Avec Afonso je vais apprendre deux choses : La première est qu’en Espagne, la
majorité des routiers prennent les nationales et non les autoroutes car elles
sont gratuites. La deuxième est qu’un routier n’emporte jamais de décapsuleur,
il utilise son camion pour décapsuler, n’importe quelle protubérance rigide fera
l’affaire. “Tu vas voir, avec moi tu vas connaitre tous les trucs de routiers
!”. Afonso partagera non seulement son savoir avec moi mais également son repas
sandwich, binouze durant sa pause de 45min à Estepare. Je l’accompagne pour qu’il achète sa nourriture, je ne prends rien car j’ai mes biscuits. En regardant la taille de son sac de provisions à notre arrivée au camion j’ai un doute : “Afonso tu n’as rien acheté pour moi j’espère ?”. Afonso déballe immédiatement le pain, le salami et le formage, me tends son couteau avec insistance “Tiens regardes tu prends, tu coupes un bout de pain comme moi et tu y mets des tranches” en me montrant le salami et le fromage. Il me connait à peine et m’offre son sandwich, celui-là meme qu’il aurait pu garder pour le soir ou le lendemain.
J’en ai les larmes aux yeux, je l’en remercie chaleureusement. Je ne fais vraiment pas ce voyage pour rien.

Le déjeuner du routier
Le déjeuner du routier

Le 40 tonnes d’Afonso roule à une vitesse moyenne de 90kmh (avec des points à 40kmh en montée).
Il y a beaucoup d’éoliennes sur la route, on discute de la pluie et du beau temps, des femmes qu’Afonso peut rencontrer parfois pendant ses déplacements professionnels. On écoute de la musique, ça va de la musique classique (un moment “Jean Yann”) à la dance portugaise. Toujours le volume à fond et tout ceci en discutant évidement !

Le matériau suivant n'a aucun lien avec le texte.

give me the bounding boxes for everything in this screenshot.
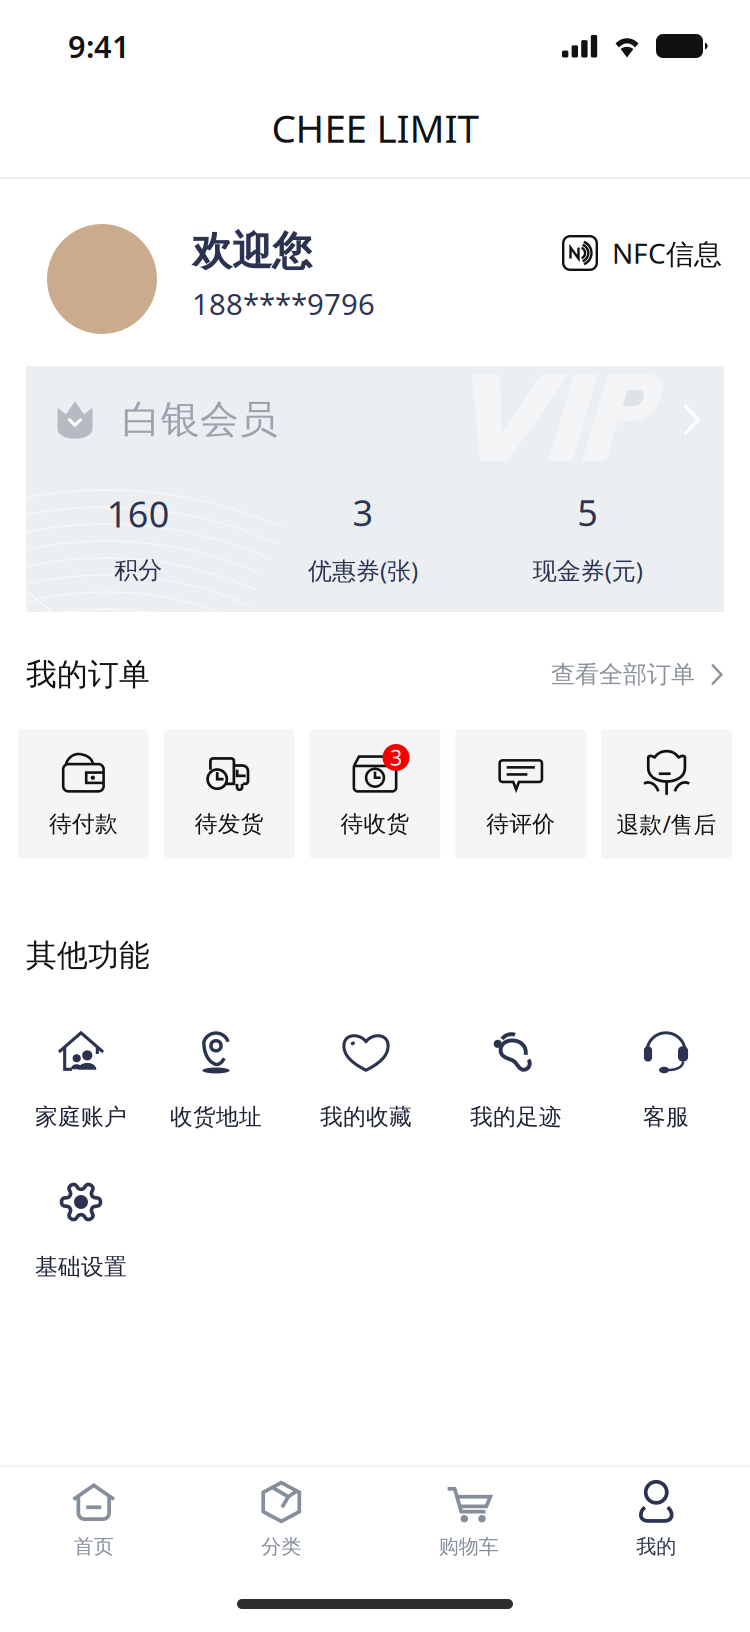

Vers 17h10, Afonso me dépose à la station de Pedrosillo (coin paumé). Coup de bol, Enn, chauffeur estonien part à 17h45 de la station en m’emmenant. La cabine de son camion sent indiscutablement le fauve, un rasoir des années 70 traine sur le tableau de bord. Enn étudie visiblement la dissolution des mégots de cigarettes dans des fonds de café, il en a une véritable collection.
Lorsque j’ai approché le camion d’Enn, je l’ai vu se frotter les yeux avec insistance. Mes soupçons se confirmeront : Enn est épuisé. Je “force” la discussion avec lui pour le garder en éveil. Dans le fond c’est peut-être pour cela qu’il m’a accepté à bord.
Bien qu’Enn n’inspire pas franchement confiance de prime-abord (et comme pour me faire douter encore plus, il s’arrêtera une demi-heure plus tard après le départ pour acheter une bouteille de vodka), c’est un mec sympa qui semble subir sa vie plus qu’autre chose.
Enn parle mal anglais et j’ai du mal à le suivre mais je sens bien qu’il fait preuve de beaucoup de bonne volonté pour continuer notre discussion alors je tente de l’aider autant que possible. Moments de franche rigolade et parfois petites impasses de compréhension dues au manque de vocabulaire, notre discussion sera tout à coup interrompue par le passage de “Voyage, voyage” sur une radio espagnole. “Hey ! Mais je connais ça ! C’est français et vieux !” s’exclamera-t-il.

Enn
Enn

Enn me dépose vers 22h30 dans un patelin, Fuente de Cantos, car il doit s’arrêter pendant une dizaine d’heures pour sa pause réglementaire. Il en a besoin. Il me propose de sortir mais de garder mon sac le temps d’aller voir où je peux dormir. Je ne le connais pas depuis assez longtemps pour cela, décline, puis part chercher un coin où dormir.
Il y a bien un hôtel, je me renseigne, 20 euros sans petit déjeuner alors c’est le moment d’essayer mon duvet. Il fait un peu froid, a priori dans les 5°C. Ca sent le purin et il y aura du bruit de passage de véhicules toute la nuit malgré mon éloignement. Je me réveille avec la rosée du matin sur le nez. J’ai déjà mieux dormi mais je n’ai pas eu trop froid.